Selama dua dekade terakhir, Aceh telah dipuji sebagai pusat pembelajaran mitigasi bencana pascatsunami 2004. Sistem peringatan dini dibangun, jaringan sensor dipasang, sirene tsunami berdiri di kota-kota pesisir, dan anggaran besar digelontorkan atas nama kesiapsiagaan. Tetapi banjir kali ini membongkar ironi paling pahit, dimana infrastruktur mitigasi yang megah di atas kertas tidak pernah benar-benar turun ke kehidupan warga. Kesiapan yang dipamerkan dalam dokumen, seminar, dan kunjungan pejabat tidak berubah menjadi keselamatan di lapangan.
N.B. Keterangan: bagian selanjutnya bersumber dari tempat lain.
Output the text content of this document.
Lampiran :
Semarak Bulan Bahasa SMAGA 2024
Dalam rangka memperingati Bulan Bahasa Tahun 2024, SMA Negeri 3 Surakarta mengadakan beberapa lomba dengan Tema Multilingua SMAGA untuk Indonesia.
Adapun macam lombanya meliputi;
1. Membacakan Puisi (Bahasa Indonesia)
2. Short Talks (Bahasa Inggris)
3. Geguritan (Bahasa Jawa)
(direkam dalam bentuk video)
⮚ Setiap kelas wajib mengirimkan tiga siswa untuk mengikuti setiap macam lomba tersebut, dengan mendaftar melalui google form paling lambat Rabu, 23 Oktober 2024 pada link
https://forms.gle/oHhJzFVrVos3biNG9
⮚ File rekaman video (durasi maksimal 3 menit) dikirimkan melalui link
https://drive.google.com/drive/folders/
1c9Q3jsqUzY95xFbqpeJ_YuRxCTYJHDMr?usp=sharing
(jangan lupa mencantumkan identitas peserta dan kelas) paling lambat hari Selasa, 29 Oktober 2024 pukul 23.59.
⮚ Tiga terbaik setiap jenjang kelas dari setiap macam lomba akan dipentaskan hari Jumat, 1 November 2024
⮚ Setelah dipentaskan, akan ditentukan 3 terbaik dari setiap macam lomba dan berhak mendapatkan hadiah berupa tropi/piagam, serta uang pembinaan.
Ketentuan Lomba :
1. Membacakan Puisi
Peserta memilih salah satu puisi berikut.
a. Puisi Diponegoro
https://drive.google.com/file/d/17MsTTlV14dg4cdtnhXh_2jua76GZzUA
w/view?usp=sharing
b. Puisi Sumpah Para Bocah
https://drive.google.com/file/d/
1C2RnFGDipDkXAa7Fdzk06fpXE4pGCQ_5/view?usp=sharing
Bencana yang Dinormalisasi
Dalam setiap banjir besar, kita kembali mendengar narasi lama, yaitu hujan ekstrem, musibah alam, takdir Tuhan. Secara kultural, narasi religius ini dekat dengan masyarakat. Namun jika terus dipakai sebagai bingkai tunggal, ia berfungsi menormalisasi bencana seolah-olah tidak ada hubungan antara banjir dan cara kita mengelola ruang hidup.
Padahal Aceh bukan hanya korban cuaca. Kita tahu betul penyebab strukturalnya, yaitu adanya pembabatan hutan, penambangan legal dan ilegal, operasi galian C yang tak terkendali, serta ekspansi perkebunan sawit yang terus menggerus hutan dan daerah resapan air. Banyak daerah di Aceh yang dulunya kawasan lindung kini berubah menjadi hamparan sawit, menyebabkan Daerah Aliran Sungai (DAS) kehilangan fungsi ekologisnya. Ketika hujan turun, air kehilangan tempat diserap dan langsung mengalir deras ke pemukiman.
Dengan kata lain, kita tidak sedang diuji oleh alam namun kita sedang menghadapi konsekuensi tata kelola ruang yang salah dan terlalu ramah terhadap kepentingan korporasi. Ini bukan sekadar musibah, ini hasil keputusan politik.
Pemerintah yang Sibuk Setelah, Lalai Sebelum
Respons pemerintah terhadap banjir Aceh kembali memantapkan pola lama, dimana negara aktif setelah korban berjatuhan, pasif sebelum bencana terjadi. Bantuan terlambat, akses terputus, dan warga kembali menjadi korban berulang.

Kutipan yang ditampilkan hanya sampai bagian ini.